Harga Produsen Italia Melonjak pada Maret

2026-04-28 09:10 Joana Ferreira Waktu baca 1 menit
Harga produsen Italia naik 4,2% tahun ke tahun pada Maret 2026, mengakhiri empat bulan berturut-turut penurunan dan menandai kenaikan ter steepest sejak Februari 2025, terutama didorong oleh lonjakan harga energi yang terkait dengan konflik Iran. Di pasar domestik, harga melonjak 5,4%, membalikkan penurunan 3,7% pada Februari. Tanpa memperhitungkan energi, pertumbuhan harga tetap rendah di 1,5% (naik dari 1,2% bulan sebelumnya). Di pasar luar negeri, harga naik tipis 1,1% (1,3% di kawasan euro, 1,1% di luar kawasan tersebut). Berdasarkan sektor, kenaikan domestik tahunan tertinggi terjadi pada produk kokas dan minyak bumi olahan (+45,1%), diikuti oleh metalurgi dan produk logam yang diproduksi (+4,9%). Dari bulan ke bulan, harga produsen melonjak 4,4%, kenaikan terbesar sejak Juli 2022.


Berita
Harga Produsen Italia Naik Paling Tinggi Sejak Awal 2023
Harga produsen Italia melonjak 6,8% tahun ke tahun pada April 2026, peningkatan tertinggi sejak Februari 2023, didorong oleh lonjakan harga energi yang terkait dengan konflik Iran. Harga domestik naik 8,8%, meningkat dari 5,4% pada Maret, sementara inflasi inti (tidak termasuk energi) mempercepat menjadi 2,0% dari 1,5%. Di pasar luar negeri, harga naik 0,6% (0,9% di kawasan euro, 0,3% di luar kawasan tersebut). Berdasarkan sektor, harga domestik mencatatkan kenaikan tajam pada produk kokas dan minyak bumi olahan (+79,1%), diikuti oleh bahan kimia dan metalurgi (+5,6%). Di luar negeri, produk kokas dan minyak bumi olahan memimpin pertumbuhan di luar kawasan euro (+32,2%), sementara peralatan manufaktur dan transportasi lainnya mencatatkan peningkatan signifikan baik di kawasan euro (+6,2%) maupun di luar kawasan euro (+11,6%).
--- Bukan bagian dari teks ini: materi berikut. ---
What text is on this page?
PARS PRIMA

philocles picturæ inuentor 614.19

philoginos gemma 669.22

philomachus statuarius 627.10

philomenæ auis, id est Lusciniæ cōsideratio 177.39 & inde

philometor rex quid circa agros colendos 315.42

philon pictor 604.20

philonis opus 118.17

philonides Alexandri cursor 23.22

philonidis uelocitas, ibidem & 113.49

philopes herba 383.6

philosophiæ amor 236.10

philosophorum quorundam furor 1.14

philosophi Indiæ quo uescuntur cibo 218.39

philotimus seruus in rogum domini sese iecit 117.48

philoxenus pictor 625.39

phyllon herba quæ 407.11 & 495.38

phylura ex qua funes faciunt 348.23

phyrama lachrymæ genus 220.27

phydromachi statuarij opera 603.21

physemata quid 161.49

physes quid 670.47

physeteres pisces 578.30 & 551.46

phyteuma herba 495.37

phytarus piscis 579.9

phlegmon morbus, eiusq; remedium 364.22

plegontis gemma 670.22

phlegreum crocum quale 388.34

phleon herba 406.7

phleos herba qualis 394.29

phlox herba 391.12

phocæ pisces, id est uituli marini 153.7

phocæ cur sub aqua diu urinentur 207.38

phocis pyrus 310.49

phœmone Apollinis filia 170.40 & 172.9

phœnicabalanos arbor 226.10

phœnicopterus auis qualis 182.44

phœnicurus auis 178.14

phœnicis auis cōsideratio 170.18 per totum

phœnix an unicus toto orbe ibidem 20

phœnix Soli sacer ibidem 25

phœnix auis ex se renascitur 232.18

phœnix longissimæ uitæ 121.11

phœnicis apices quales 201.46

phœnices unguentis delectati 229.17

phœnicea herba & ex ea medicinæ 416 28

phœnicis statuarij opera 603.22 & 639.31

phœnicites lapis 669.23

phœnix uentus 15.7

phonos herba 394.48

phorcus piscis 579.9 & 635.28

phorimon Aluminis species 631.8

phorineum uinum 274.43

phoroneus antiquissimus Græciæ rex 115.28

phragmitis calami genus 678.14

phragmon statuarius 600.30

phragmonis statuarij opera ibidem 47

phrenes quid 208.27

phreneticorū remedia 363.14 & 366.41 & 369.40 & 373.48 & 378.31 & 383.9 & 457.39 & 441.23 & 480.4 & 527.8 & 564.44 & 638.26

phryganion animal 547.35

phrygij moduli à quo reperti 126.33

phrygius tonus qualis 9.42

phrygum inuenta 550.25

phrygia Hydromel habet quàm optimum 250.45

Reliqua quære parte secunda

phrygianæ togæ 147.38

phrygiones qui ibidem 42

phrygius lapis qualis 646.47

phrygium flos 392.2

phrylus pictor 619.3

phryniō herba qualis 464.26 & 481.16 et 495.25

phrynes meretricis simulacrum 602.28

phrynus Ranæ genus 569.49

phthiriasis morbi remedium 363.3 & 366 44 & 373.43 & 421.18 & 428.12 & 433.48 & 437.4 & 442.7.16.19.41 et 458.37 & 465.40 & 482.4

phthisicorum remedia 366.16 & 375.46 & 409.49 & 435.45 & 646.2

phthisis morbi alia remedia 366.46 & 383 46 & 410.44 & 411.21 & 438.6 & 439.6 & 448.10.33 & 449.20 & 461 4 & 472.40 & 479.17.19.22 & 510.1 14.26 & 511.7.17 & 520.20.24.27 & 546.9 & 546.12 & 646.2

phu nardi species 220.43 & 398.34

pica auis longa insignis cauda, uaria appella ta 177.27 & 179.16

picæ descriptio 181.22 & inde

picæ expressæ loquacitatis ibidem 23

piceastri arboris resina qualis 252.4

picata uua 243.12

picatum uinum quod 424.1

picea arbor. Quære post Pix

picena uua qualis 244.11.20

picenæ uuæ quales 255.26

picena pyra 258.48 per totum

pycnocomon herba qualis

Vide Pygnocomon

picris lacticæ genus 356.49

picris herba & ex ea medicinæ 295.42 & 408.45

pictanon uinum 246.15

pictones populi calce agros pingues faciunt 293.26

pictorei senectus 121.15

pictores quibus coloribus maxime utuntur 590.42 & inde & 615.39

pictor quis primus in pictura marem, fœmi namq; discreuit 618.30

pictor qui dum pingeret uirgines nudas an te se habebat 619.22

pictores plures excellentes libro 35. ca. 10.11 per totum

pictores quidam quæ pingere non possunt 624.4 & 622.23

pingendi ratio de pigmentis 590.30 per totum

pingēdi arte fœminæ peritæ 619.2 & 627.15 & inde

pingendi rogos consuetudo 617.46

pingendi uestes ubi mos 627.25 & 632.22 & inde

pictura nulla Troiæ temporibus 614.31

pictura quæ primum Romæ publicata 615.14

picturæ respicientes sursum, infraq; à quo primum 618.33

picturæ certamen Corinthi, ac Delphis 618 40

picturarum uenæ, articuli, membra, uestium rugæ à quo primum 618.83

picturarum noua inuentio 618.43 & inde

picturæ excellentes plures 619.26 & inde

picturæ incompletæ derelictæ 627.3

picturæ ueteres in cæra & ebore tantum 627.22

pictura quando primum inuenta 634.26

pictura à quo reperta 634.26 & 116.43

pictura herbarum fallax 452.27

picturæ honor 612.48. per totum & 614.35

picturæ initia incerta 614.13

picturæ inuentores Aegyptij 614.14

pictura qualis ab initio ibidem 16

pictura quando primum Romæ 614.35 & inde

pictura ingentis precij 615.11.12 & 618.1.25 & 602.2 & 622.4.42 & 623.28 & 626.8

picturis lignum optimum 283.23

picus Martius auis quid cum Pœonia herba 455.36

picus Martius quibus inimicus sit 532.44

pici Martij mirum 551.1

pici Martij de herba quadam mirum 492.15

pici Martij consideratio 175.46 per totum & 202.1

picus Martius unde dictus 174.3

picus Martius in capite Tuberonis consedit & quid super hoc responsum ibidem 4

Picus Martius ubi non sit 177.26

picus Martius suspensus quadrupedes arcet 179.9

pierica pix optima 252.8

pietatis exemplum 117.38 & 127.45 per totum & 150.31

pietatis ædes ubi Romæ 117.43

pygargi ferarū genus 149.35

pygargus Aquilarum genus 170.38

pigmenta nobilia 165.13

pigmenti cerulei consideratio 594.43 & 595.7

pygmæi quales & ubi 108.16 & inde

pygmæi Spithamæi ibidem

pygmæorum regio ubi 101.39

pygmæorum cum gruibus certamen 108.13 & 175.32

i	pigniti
Dari bulan ke bulan, harga produsen naik 0,3% setelah lonjakan 4,4% pada Maret.
2026-05-28
Harga Produsen Italia Melonjak pada Maret
Harga produsen Italia naik 4,2% tahun ke tahun pada Maret 2026, mengakhiri empat bulan berturut-turut penurunan dan menandai kenaikan ter steepest sejak Februari 2025, terutama didorong oleh lonjakan harga energi yang terkait dengan konflik Iran. Di pasar domestik, harga melonjak 5,4%, membalikkan penurunan 3,7% pada Februari. Tanpa memperhitungkan energi, pertumbuhan harga tetap rendah di 1,5% (naik dari 1,2% bulan sebelumnya). Di pasar luar negeri, harga naik tipis 1,1% (1,3% di kawasan euro, 1,1% di luar kawasan tersebut). Berdasarkan sektor, kenaikan domestik tahunan tertinggi terjadi pada produk kokas dan minyak bumi olahan (+45,1%), diikuti oleh metalurgi dan produk logam yang diproduksi (+4,9%). Dari bulan ke bulan, harga produsen melonjak 4,4%, kenaikan terbesar sejak Juli 2022.
2026-04-28
Harga Produsen Italia Turun Paling Banyak Sejak 2024
Harga produsen industri di Italia turun 2,7% tahun ke tahun pada Februari 2026, memperdalam penurunan dari 1,6% pada Januari dan menandai penurunan tajam sejak Oktober 2024. Harga domestik turun 3,7%, tertekan oleh penurunan tajam dalam pasokan listrik dan gas (-12,4%) dan kelemahan yang terus berlanjut dalam produk kokas dan minyak bumi olahan (-5,5%). Sementara itu, harga luar negeri naik 0,2%, didukung oleh kenaikan dalam peralatan transportasi (+6,9% di kawasan euro) dan industri manufaktur lainnya, termasuk perbaikan dan instalasi mesin (+5,4% di kawasan euro dan +13,5% di pasar non-euro). Jika tidak termasuk energi, harga produsen domestik naik 1,1% tahun ke tahun, tidak berubah dari Januari. Secara bulanan, harga produsen industri turun 0,4%, membalikkan lonjakan 1,5% pada Januari, yang merupakan yang tertajam dalam setahun. Selama tiga bulan hingga Februari, harga produsen industri naik 0,6% dibandingkan periode sebelumnya.